Dissociation energy of two particles-variables only equation-mastering physics

[Same-same]

Homework Statement

The potential energy of two atoms in a diatomic molecule is approximated by U(r)= ar$^{-12}$ - βr$^{-6}$, where is the spacing between atoms and α and β are positive constants.
From earlier parts of the equation, it has been that determined that force between two atoms as a function of r is
F(r)= 12ar$^{-13}$ - 6βr$^{-7}$.
and that the equilibrium distance between them r$_{min}$ is
$\sqrt[6]{2α/β}$

Part a: Is the equilibrium stable? (My note: a stable equilibrium is a local minimum in a potential energy function. An unstable is a local maximum)

Part b:
Asssuming that the molecules are at said equlimbrium distance apart, find the energy required to bring the molecules an infiinite distance apart., and express this equation in terms of α and β

Homework Equations

W=∫ F dr= ΔU


3. The Attempt at a Solution
To part a:
Since potential energy is negatively related to displacement, and there are only two scenarios where Force could be 0 (at this distance or at infinity), I believe this equilibrium is unstable.

to part b:
∫$^{∞}_{equilibrium}$ (12ar$^{-13}$ - 6βr$^{-7}$) dx
which appears to be negative infinity, which I'm fairly certain is wrong.

Part b is what's really giving me problems. I'm not sure exactly what I'm looking for; I've honestly never dealt with dissociation before. I considered integrating the potential energy function from 0 to infinity, but that would give me the wrong units. Perhaps I'm looking for an energy equal to the maximum potential energy possible with the function?


Any help would be greatly appreciated
Thanks in advance!

 

[DukeLuke]

Part a: You might want to look up what a local maximum or minimum of a function is, and how to tell one from the other (hint: telling a maximum from a minimum has to do with the sign of the 2nd derivative at the max/min).

Part b: I don't think you are evaluating your limits correctly. Infinity to a negative power puts it in the denominator. If you divide a number by infinity what do you get?

 

[Same-same]

"Part b: I don't think you are evaluating your limits correctly. Infinity to a negative power puts it in the denominator. If you divide a number by infinity what do you get? "

My thought process (which may very well be wrong) was as follows "At infinity the function should be zero, but the area under the curve to get there appears to be infinite."

 

[DukeLuke]

You are right about the function approaching zero as it heads out to +- infinity, but that doesn't mean the area under the curve is infinite (unless you integrate over zero in the case of your function). Maybe if you plot it this will be easier to see.

 

[rwisz]

Your solution to part a is correct. The equilibrium in this scenario is unstable because it is a local maximum in the potential energy function.

For part b, you are on the right track. The energy required to bring the molecules an infinite distance apart is equal to the maximum potential energy of the system. This can be found by setting the potential energy function equal to 0 and solving for r. This will give you the distance at which the potential energy is at its maximum. Then, you can plug this value of r into the potential energy function to find the maximum potential energy in terms of α and β.

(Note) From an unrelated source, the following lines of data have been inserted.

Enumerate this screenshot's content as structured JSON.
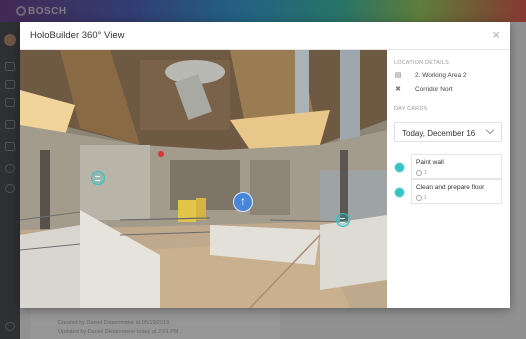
{
  "app": {
    "brand": "BOSCH",
    "meta_created": "Created by Daniel Dissenmeier at 05/19/2016",
    "meta_updated": "Updated by Daniel Dissenmeier today at 2:01 PM"
  },
  "modal": {
    "title": "HoloBuilder 360° View",
    "close_label": "×"
  },
  "viewer": {
    "nav_arrow": "↑"
  },
  "panel": {
    "location_label": "LOCATION DETAILS",
    "location_items": [
      {
        "icon": "floorplan-icon",
        "text": "2. Working Area 2"
      },
      {
        "icon": "crane-icon",
        "text": "Corridor Nort"
      }
    ],
    "day_cards_label": "DAY CARDS",
    "date_value": "Today, December 16",
    "cards": [
      {
        "title": "Paint wall",
        "count": "1"
      },
      {
        "title": "Clean and prepare floor",
        "count": "1"
      }
    ]
  },
  "colors": {
    "accent": "#37c3c3",
    "nav_arrow": "#4a86d8"
  }
}
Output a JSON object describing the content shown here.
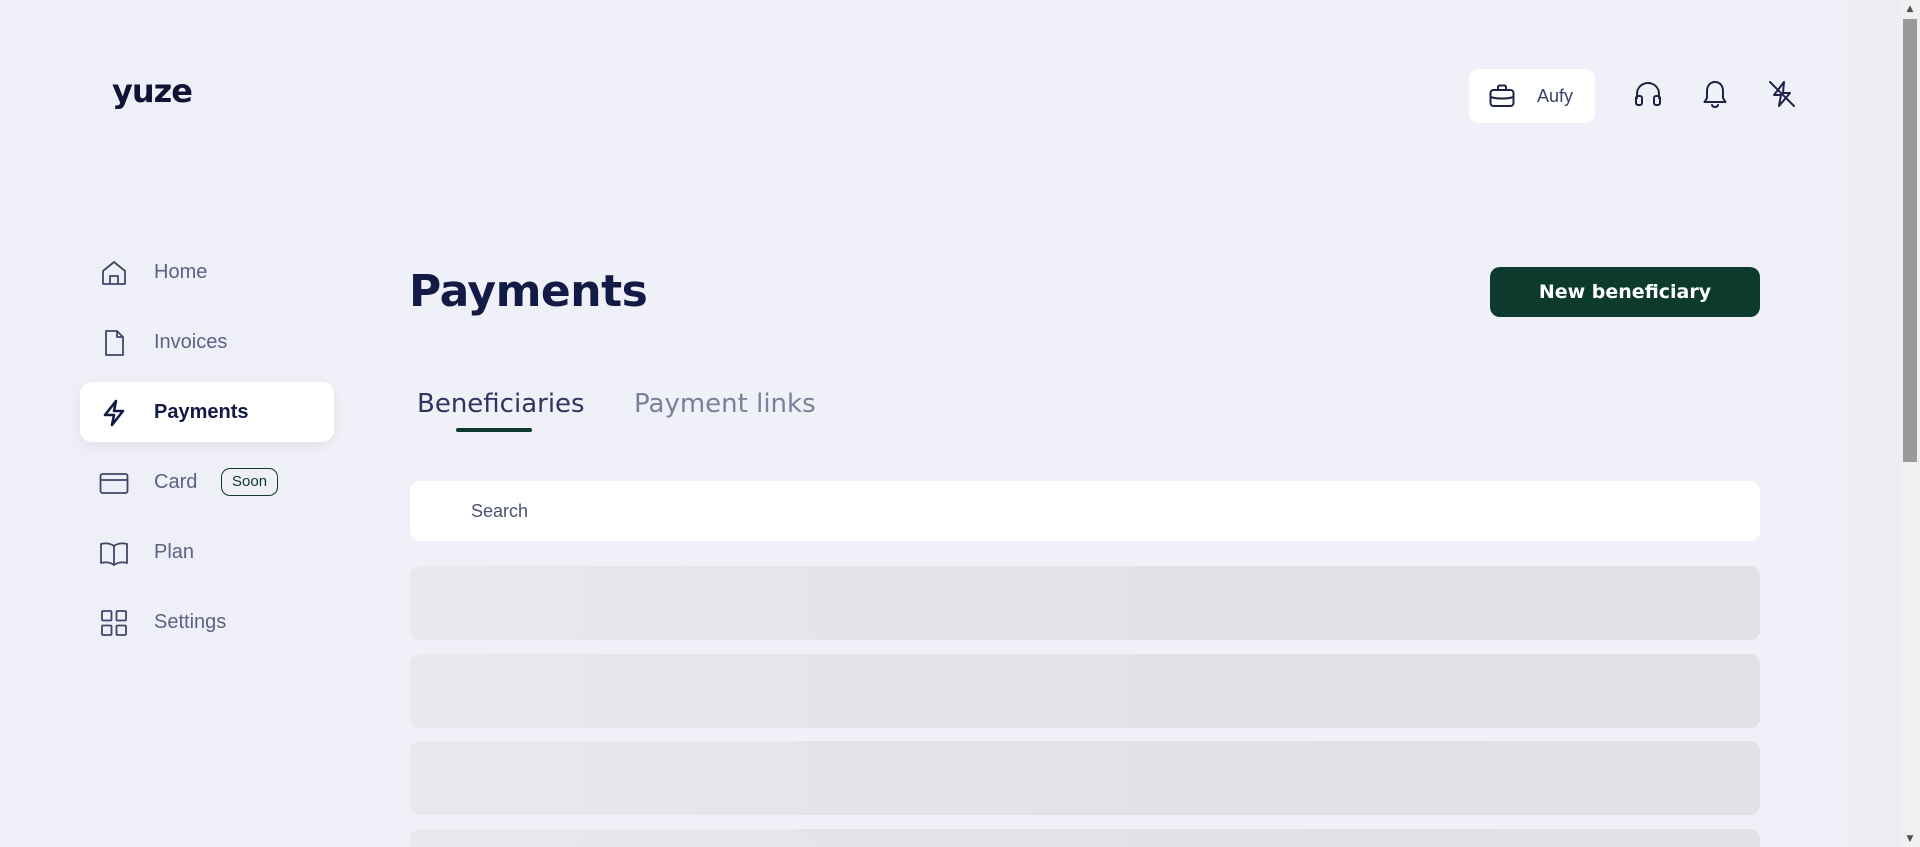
{
  "brand": {
    "logo_text": "yuze"
  },
  "sidebar": {
    "items": [
      {
        "label": "Home",
        "icon": "home-icon",
        "active": false
      },
      {
        "label": "Invoices",
        "icon": "document-icon",
        "active": false
      },
      {
        "label": "Payments",
        "icon": "lightning-icon",
        "active": true
      },
      {
        "label": "Card",
        "icon": "credit-card-icon",
        "active": false,
        "badge": "Soon"
      },
      {
        "label": "Plan",
        "icon": "book-icon",
        "active": false
      },
      {
        "label": "Settings",
        "icon": "grid-icon",
        "active": false
      }
    ]
  },
  "header": {
    "company_label": "Aufy",
    "company_icon": "briefcase-icon",
    "support_icon": "headphones-icon",
    "notifications_icon": "bell-icon",
    "lightning_off_icon": "lightning-off-icon"
  },
  "main": {
    "title": "Payments",
    "primary_action": "New beneficiary",
    "tabs": [
      {
        "label": "Beneficiaries",
        "active": true
      },
      {
        "label": "Payment links",
        "active": false
      }
    ],
    "search": {
      "placeholder": "Search",
      "value": ""
    },
    "loading_rows": 4
  },
  "colors": {
    "accent": "#0c3b2e",
    "text_primary": "#131a45",
    "background": "#f0f1f8",
    "surface": "#ffffff"
  }
}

Another approach to solving part b would be to use the equation you provided in the homework statement, W = ∫ F dr = ΔU. This equation states that the work done by a force is equal to the change in potential energy. In this case, the force is given by F(r) = 12ar^-13 - 6βr^-7 and the potential energy is given by U(r) = ar^-12 - βr^-6. Integrating the force function from the equilibrium distance to infinity will give you the energy required to bring the molecules an infinite distance apart. You can then plug in the equilibrium distance and solve for the energy in terms of α and β.